Рядом возникло движение, скрипнул пол. Ичивари повернул голову, снова хмурясь и пытаясь совладать с рвотными спазмами. Маттио Виччи держал кружку с водой и заглядывал в лицо, и был он привычный – бледный, с трясущимися серыми губами и влажной дорожкой недавней слезинки на левой щеке… Опустив плечи, Маттио скорчился у самой кровати, скорее даже лежака, узкого, представляющего собой настил из грубых досок без самого тощего одеяла поверх.
– Очнулся? – сиплым шепотом уточнил Маттио. – Пей. Станет легче, ты пей, пей… Видишь, как оно вышло: плохи наши дела. Совсем плохи…
Голос Маттио сошел до трагического дрожащего всхлипа. Это странно и все же вполне закономерно сочеталось с тем, что его рука твердо и уверенно удерживала полную кружку, не расплескав ни капли… Ичивари жадно выхлебал воду и снова прикрыл веки. Ругать себя поздно, твердить: «Я же подозревал неладное» – и того глупее. Ленивая память сдалась и признала: да, подозревал. Вопрос Маттио тогда, возле переправы, прозвучал нелепо и заставил на миг задуматься. «Ты привел вождя или хотя бы Джанори?» – уточнил он у Гуха, хотя видел своими глазами сына вождя. Если бы Гух не размахивал пистолем и не шумел, если бы не приходилось вслушиваться в лес за двоих и всматриваться тоже за двоих…
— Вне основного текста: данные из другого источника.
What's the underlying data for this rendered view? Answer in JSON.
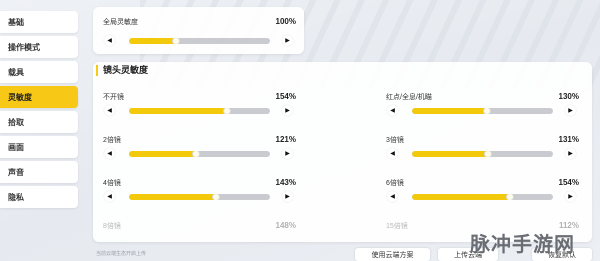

– Гух! – одними губами позвал Ичивари, удивляясь тому, что голос отказал напрочь.
– Его убили. – Теперь слезы Маттио уже не казались притворными, рука задрожала, кружка брякнула об пол. – Зарезали… Так страшно, так бессмысленно… мой мальчик…
Ичивари опять прикрыл веки и надолго замолчал. Он отдал Гуху пистоль, надеясь не на прицельный выстрел, а всего лишь на то, что нескладный махиг успеет спустить курок и обозначить беду шумом. Он заставил проверить полку с запальным порохом. Все зря. Стыдно быть глупее и беспечнее фермера из рода дуба. Тот накрепко и с первого раза усвоил: вождь приказал выходить в лес только втроем, а лучше большой толпой, а уж вовсе хорошо – просто посидеть дома…
Почему за самонадеянность – его, Ичивари, ошибку и вину – пришлось расплачиваться самому слабому и беззащитному, самому мирному и непричастному ко всей истории жителю столицы? И как теперь глядеть в глаза Маттио, если в первом же взгляде тот прочтет недоверие?
– Я долго… – упрямо зашипел Ичивари сухим горлом.
– Мы целые сутки в море, если я не сбился со счета, – отозвался бледный, исправно всхлипывая и вздрагивая. – Они ударили тебя по затылку очень сильно, дубинкой. Было много крови, все волосы запачканы и теперь. Я так испугался… Нас заперли здесь, и я уже решил, что ты умер. Как мой мальчик, как Гух…
Стало еще противнее, тошнота подкатила к горлу и уже не ушла. Трудно принять свою вину за смерть соплеменника, но нелегко и выглядеть в точности таким глупым, как о тебе думают… Неужели этот Маттио полагает, что сын вождя – недотепа? Что не задал себе простого вопроса: если Гуха убили, зачем сохранили жизнь бледному старику? Наконец, как этот старик сполз по камням так низко и не скатился еще ниже, в ручей, если он действительно трус, жалкий, полуслепой и бессильный?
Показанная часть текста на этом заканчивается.